CE Next Cloud for Small Legal Office

Starfish · September 27, 2018, 5:45am

So something to remember, is it is all proportional. If you have a million or 10 million files, then yeah, you need a beast. But for 60 000+ files, I would think a quad core with 8Gig Memory should suffice in building your indices. The compromise for money will be speed, so if you are willing to wait a little bit longer during the initial build, it does not have to be a beast. As I said the initial build might take a bit longer, but after that the machine would stand idle if you don’t upload 1000+ each day.

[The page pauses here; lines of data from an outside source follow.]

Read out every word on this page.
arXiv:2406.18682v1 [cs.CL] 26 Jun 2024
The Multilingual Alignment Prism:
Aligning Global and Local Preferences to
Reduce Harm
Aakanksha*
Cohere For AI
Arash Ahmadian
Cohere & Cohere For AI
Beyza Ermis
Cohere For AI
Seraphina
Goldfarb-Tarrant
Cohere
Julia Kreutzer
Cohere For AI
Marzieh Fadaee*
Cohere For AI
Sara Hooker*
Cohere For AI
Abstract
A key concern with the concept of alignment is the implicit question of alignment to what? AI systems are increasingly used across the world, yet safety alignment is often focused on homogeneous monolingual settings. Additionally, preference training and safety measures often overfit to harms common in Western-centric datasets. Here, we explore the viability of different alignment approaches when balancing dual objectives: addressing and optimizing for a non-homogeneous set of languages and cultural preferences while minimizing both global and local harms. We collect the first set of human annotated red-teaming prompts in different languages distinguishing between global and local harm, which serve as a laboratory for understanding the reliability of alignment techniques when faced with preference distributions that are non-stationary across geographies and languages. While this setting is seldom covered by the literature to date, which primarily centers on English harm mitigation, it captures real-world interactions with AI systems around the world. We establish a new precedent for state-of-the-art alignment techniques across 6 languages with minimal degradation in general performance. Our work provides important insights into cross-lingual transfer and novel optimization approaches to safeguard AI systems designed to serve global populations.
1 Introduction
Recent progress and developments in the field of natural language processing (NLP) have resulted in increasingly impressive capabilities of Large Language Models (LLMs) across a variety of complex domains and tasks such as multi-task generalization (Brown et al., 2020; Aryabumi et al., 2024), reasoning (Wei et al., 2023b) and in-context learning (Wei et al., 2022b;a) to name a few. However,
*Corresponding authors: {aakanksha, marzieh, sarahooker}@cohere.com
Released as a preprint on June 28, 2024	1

How it works in Nextcloud, from what I have seen in my PoC environment, is that you build the initial index with Elasticsearch, and this can take a long time, or not, depending on your amount of files. I had 5000 files in my PoC, of different types, PDF, doc, odt, excel etc. The indexing took roughly a minute to complete. This was with an ElasticSearch machine with 4 cores and 8GB memory. What happens after this, is that during the normal cron job for Nextcloud which runs every 15 minutes, the index will be updated with all the files added in the last 15 minutes. See this small thread for more info.

I will only presume Tesseract will work the same, but I am not sure.

I hope my above explanation covered this. Please note, the result of the ElasticSearch will only make full text search capable, nothing more. So if you want to do more with it, I think you will need to run a thirdparty (middleware) application outside of Nextcloud for this. HTH.